Он опять думал о Магде, как думал о ней всю дорогу, все же надеясь увидеть. Надеялся — и боялся. Боялся увидеть, как идут они со Штерном в обнимку, подобно тем парочкам, что тысячами попадались ему по пути не только в парке, но даже здесь, в Буде, среди развалин…
Он, конечно, так и не встретил Магды. Зато наткнулся на Нэмета. Председатель управления плелся домой в стельку пьяный, что-то напевая себе под нос. Он рассеянно кивнул на приветствие Ласло, скорее всего и не узнал его.

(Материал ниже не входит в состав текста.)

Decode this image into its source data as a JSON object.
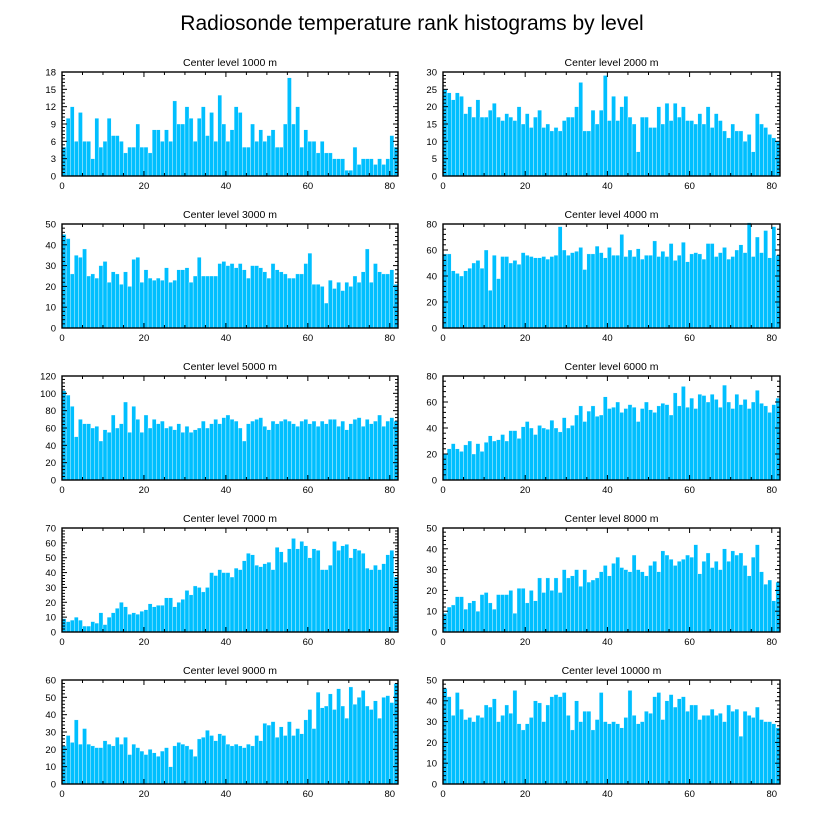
{
  "chart_data": {
    "title": "Radiosonde temperature rank histograms by level",
    "type": "bar",
    "bar_color": "#00BFFF",
    "panels": [
      {
        "title": "Center level 1000 m",
        "xlim": [
          0,
          82
        ],
        "ylim": [
          0,
          18
        ],
        "xticks": [
          0,
          20,
          40,
          60,
          80
        ],
        "yticks": [
          0,
          3,
          6,
          9,
          12,
          15,
          18
        ],
        "values": [
          5,
          10,
          12,
          6,
          11,
          6,
          6,
          3,
          10,
          5,
          6,
          10,
          7,
          7,
          6,
          4,
          5,
          5,
          9,
          5,
          5,
          4,
          8,
          8,
          6,
          8,
          6,
          13,
          9,
          9,
          12,
          10,
          6,
          10,
          12,
          7,
          11,
          6,
          14,
          9,
          6,
          8,
          12,
          11,
          5,
          5,
          9,
          6,
          8,
          6,
          7,
          8,
          5,
          5,
          9,
          17,
          9,
          12,
          5,
          8,
          6,
          6,
          4,
          6,
          4,
          4,
          3,
          3,
          3,
          1,
          1,
          5,
          2,
          3,
          3,
          3,
          2,
          3,
          2,
          3,
          7,
          5
        ]
      },
      {
        "title": "Center level 2000 m",
        "xlim": [
          0,
          82
        ],
        "ylim": [
          0,
          30
        ],
        "xticks": [
          0,
          20,
          40,
          60,
          80
        ],
        "yticks": [
          0,
          5,
          10,
          15,
          20,
          25,
          30
        ],
        "values": [
          25,
          24,
          22,
          24,
          23,
          18,
          20,
          17,
          22,
          17,
          17,
          19,
          21,
          17,
          16,
          18,
          17,
          16,
          20,
          15,
          18,
          14,
          17,
          19,
          14,
          15,
          13,
          14,
          13,
          16,
          17,
          17,
          20,
          27,
          13,
          13,
          19,
          15,
          19,
          29,
          16,
          23,
          16,
          20,
          23,
          17,
          15,
          7,
          17,
          17,
          14,
          14,
          20,
          15,
          21,
          16,
          21,
          17,
          20,
          16,
          16,
          15,
          18,
          15,
          20,
          14,
          18,
          16,
          13,
          11,
          15,
          13,
          13,
          10,
          12,
          7,
          18,
          15,
          14,
          12,
          11,
          10
        ]
      },
      {
        "title": "Center level 3000 m",
        "xlim": [
          0,
          82
        ],
        "ylim": [
          0,
          50
        ],
        "xticks": [
          0,
          20,
          40,
          60,
          80
        ],
        "yticks": [
          0,
          10,
          20,
          30,
          40,
          50
        ],
        "values": [
          45,
          43,
          26,
          35,
          34,
          38,
          25,
          26,
          24,
          30,
          32,
          22,
          27,
          26,
          21,
          27,
          20,
          33,
          34,
          22,
          28,
          24,
          23,
          24,
          23,
          29,
          22,
          23,
          28,
          28,
          29,
          22,
          25,
          34,
          25,
          25,
          25,
          25,
          31,
          32,
          30,
          31,
          29,
          31,
          28,
          24,
          30,
          30,
          29,
          27,
          24,
          31,
          28,
          27,
          26,
          24,
          24,
          26,
          26,
          31,
          36,
          21,
          21,
          20,
          12,
          23,
          19,
          22,
          18,
          22,
          20,
          25,
          22,
          27,
          38,
          22,
          31,
          27,
          26,
          26,
          28,
          21
        ]
      },
      {
        "title": "Center level 4000 m",
        "xlim": [
          0,
          82
        ],
        "ylim": [
          0,
          80
        ],
        "xticks": [
          0,
          20,
          40,
          60,
          80
        ],
        "yticks": [
          0,
          20,
          40,
          60,
          80
        ],
        "values": [
          57,
          57,
          44,
          42,
          40,
          44,
          46,
          50,
          52,
          46,
          60,
          29,
          56,
          38,
          55,
          55,
          50,
          52,
          49,
          58,
          56,
          55,
          54,
          54,
          55,
          53,
          55,
          56,
          78,
          60,
          56,
          58,
          59,
          62,
          45,
          57,
          57,
          63,
          58,
          54,
          62,
          56,
          56,
          72,
          55,
          60,
          55,
          61,
          53,
          56,
          56,
          67,
          55,
          59,
          55,
          65,
          52,
          56,
          66,
          51,
          57,
          58,
          57,
          53,
          65,
          65,
          55,
          58,
          62,
          53,
          55,
          60,
          64,
          58,
          81,
          55,
          70,
          58,
          75,
          54,
          78,
          56
        ]
      },
      {
        "title": "Center level 5000 m",
        "xlim": [
          0,
          82
        ],
        "ylim": [
          0,
          120
        ],
        "xticks": [
          0,
          20,
          40,
          60,
          80
        ],
        "yticks": [
          0,
          20,
          40,
          60,
          80,
          100,
          120
        ],
        "values": [
          103,
          98,
          85,
          50,
          70,
          65,
          65,
          60,
          62,
          45,
          58,
          55,
          75,
          60,
          65,
          90,
          55,
          85,
          70,
          55,
          75,
          60,
          70,
          65,
          68,
          60,
          62,
          58,
          65,
          55,
          62,
          55,
          58,
          60,
          68,
          60,
          65,
          70,
          65,
          72,
          75,
          70,
          68,
          60,
          45,
          65,
          68,
          70,
          72,
          62,
          58,
          68,
          65,
          68,
          70,
          68,
          65,
          62,
          68,
          70,
          65,
          68,
          62,
          68,
          65,
          70,
          70,
          62,
          68,
          58,
          65,
          70,
          72,
          62,
          70,
          65,
          68,
          75,
          62,
          68,
          72,
          68
        ]
      },
      {
        "title": "Center level 6000 m",
        "xlim": [
          0,
          82
        ],
        "ylim": [
          0,
          80
        ],
        "xticks": [
          0,
          20,
          40,
          60,
          80
        ],
        "yticks": [
          0,
          20,
          40,
          60,
          80
        ],
        "values": [
          20,
          24,
          28,
          24,
          22,
          27,
          30,
          20,
          28,
          22,
          29,
          34,
          30,
          31,
          35,
          30,
          38,
          38,
          32,
          41,
          45,
          40,
          35,
          42,
          40,
          39,
          46,
          40,
          37,
          48,
          40,
          42,
          50,
          57,
          45,
          53,
          57,
          49,
          50,
          64,
          55,
          56,
          60,
          52,
          55,
          58,
          56,
          45,
          55,
          60,
          54,
          52,
          57,
          59,
          58,
          50,
          67,
          57,
          72,
          56,
          63,
          55,
          66,
          65,
          60,
          66,
          62,
          56,
          73,
          60,
          55,
          66,
          58,
          62,
          55,
          60,
          69,
          59,
          57,
          52,
          58,
          63
        ]
      },
      {
        "title": "Center level 7000 m",
        "xlim": [
          0,
          82
        ],
        "ylim": [
          0,
          70
        ],
        "xticks": [
          0,
          20,
          40,
          60,
          80
        ],
        "yticks": [
          0,
          10,
          20,
          30,
          40,
          50,
          60,
          70
        ],
        "values": [
          9,
          7,
          8,
          10,
          8,
          4,
          4,
          7,
          6,
          13,
          5,
          10,
          13,
          16,
          20,
          17,
          12,
          13,
          12,
          14,
          15,
          19,
          17,
          18,
          18,
          23,
          23,
          17,
          20,
          22,
          28,
          25,
          31,
          30,
          27,
          30,
          40,
          38,
          42,
          40,
          40,
          37,
          43,
          42,
          48,
          53,
          52,
          45,
          44,
          46,
          47,
          42,
          57,
          54,
          47,
          56,
          63,
          56,
          61,
          58,
          50,
          56,
          55,
          42,
          42,
          45,
          61,
          55,
          58,
          59,
          50,
          56,
          55,
          53,
          43,
          42,
          45,
          42,
          46,
          52,
          55,
          37
        ]
      },
      {
        "title": "Center level 8000 m",
        "xlim": [
          0,
          82
        ],
        "ylim": [
          0,
          50
        ],
        "xticks": [
          0,
          20,
          40,
          60,
          80
        ],
        "yticks": [
          0,
          10,
          20,
          30,
          40,
          50
        ],
        "values": [
          9,
          12,
          13,
          17,
          17,
          11,
          14,
          15,
          10,
          18,
          19,
          14,
          11,
          18,
          18,
          18,
          20,
          9,
          21,
          21,
          14,
          20,
          15,
          26,
          19,
          26,
          20,
          26,
          19,
          30,
          26,
          27,
          30,
          22,
          30,
          24,
          25,
          26,
          29,
          32,
          27,
          33,
          36,
          31,
          30,
          29,
          37,
          30,
          29,
          27,
          32,
          34,
          29,
          39,
          37,
          35,
          32,
          34,
          35,
          37,
          36,
          42,
          28,
          34,
          38,
          31,
          34,
          30,
          40,
          34,
          39,
          37,
          38,
          32,
          27,
          36,
          42,
          29,
          23,
          25,
          15,
          24
        ]
      },
      {
        "title": "Center level 9000 m",
        "xlim": [
          0,
          82
        ],
        "ylim": [
          0,
          60
        ],
        "xticks": [
          0,
          20,
          40,
          60,
          80
        ],
        "yticks": [
          0,
          10,
          20,
          30,
          40,
          50,
          60
        ],
        "values": [
          22,
          28,
          24,
          37,
          23,
          32,
          23,
          22,
          21,
          21,
          25,
          23,
          22,
          27,
          23,
          27,
          17,
          23,
          21,
          19,
          17,
          20,
          18,
          16,
          19,
          21,
          10,
          22,
          24,
          23,
          22,
          20,
          16,
          26,
          27,
          31,
          28,
          25,
          29,
          28,
          23,
          22,
          23,
          22,
          21,
          23,
          22,
          28,
          25,
          35,
          34,
          36,
          27,
          33,
          28,
          36,
          28,
          32,
          29,
          37,
          43,
          32,
          53,
          44,
          45,
          52,
          43,
          55,
          45,
          38,
          56,
          46,
          50,
          54,
          45,
          43,
          48,
          38,
          50,
          51,
          47,
          58
        ]
      },
      {
        "title": "Center level 10000 m",
        "xlim": [
          0,
          82
        ],
        "ylim": [
          0,
          50
        ],
        "xticks": [
          0,
          20,
          40,
          60,
          80
        ],
        "yticks": [
          0,
          10,
          20,
          30,
          40,
          50
        ],
        "values": [
          46,
          42,
          33,
          44,
          36,
          31,
          32,
          30,
          33,
          32,
          38,
          37,
          41,
          30,
          33,
          38,
          34,
          45,
          29,
          26,
          29,
          32,
          40,
          39,
          30,
          38,
          42,
          43,
          42,
          44,
          33,
          26,
          40,
          30,
          35,
          35,
          26,
          31,
          44,
          30,
          29,
          30,
          29,
          27,
          32,
          45,
          33,
          29,
          30,
          35,
          34,
          42,
          44,
          31,
          40,
          43,
          37,
          41,
          42,
          35,
          38,
          38,
          31,
          33,
          33,
          36,
          33,
          34,
          30,
          38,
          35,
          36,
          23,
          35,
          33,
          32,
          37,
          31,
          30,
          30,
          29,
          27
        ]
      }
    ]
  }
}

Председатель тащил на плече палку с красным картонным молотобойцем в руках. «Он ведь и в колонне шел с этим макетом!» — мелькнуло в голове Ласло.
А наутро Ласло узнал: председатель управления вступил в социал-демократическую партию.
Заработал телефон. Починили и пустили несколько станций, по сотне номеров каждая. В Буде таких станций было две: «Ладьманёш» и «Кристина».
Телефонные провода висели над улицами, протянутые от дерева к дереву, лепились к балконам домов, к какому-нибудь торчащему из развалин бревну, а затем прямиком, через окна, устремлялись к аппаратам. Но зато появилась уже и телефонная книга — маленькая тетрадка в несколько листков, тоньше нынешнего справочника самого маленького провинциального городка. Но даже такая примитивная связь означала конец постоянным хождениям в Пешт, отнимавшим в оба конца полдня, конец ожиданиям у переправы. Скрученные по два, обмотанные белой изоляционной лентой тоненькие провода соединяли воедино самые отдаленные части города. «Прошу «Йожеф»… Занято?.. Будьте любезны, как только освободится, позвоните сюда. Спасибо… Освободился «Йожеф»? «Йожеф»? Прошу двадцать третий…»
Сейчас все иначе — сейчас весь, город соединен автоматическими линиями, и добрая весть, худая ли, срочная или совсем неспешная — телефон звонит всегда одинаково.
А в те дни абонентов соединяла телефонистка, и уже по одному ее звонку можно было догадаться о многом: иногда аппарат только дзенькал тихонько, будто робкий гость у двери: дома ли хозяева?.. Но в тот памятный день комитетский телефон вдруг зазвонил нетерпеливо, настойчиво, так что все почувствовали, что рука телефонистки нажимает кнопку с особенной силой.
Почта была тогда в ведении министерства торговли, коммунистического министерства. Девушка на станции, обзванивая районные комитеты, не жалела сил, она звонила, звонила… «Товарищи, просьба не расходиться, после полудня, возможно, будет передано важное сообщение!» — сообщала она.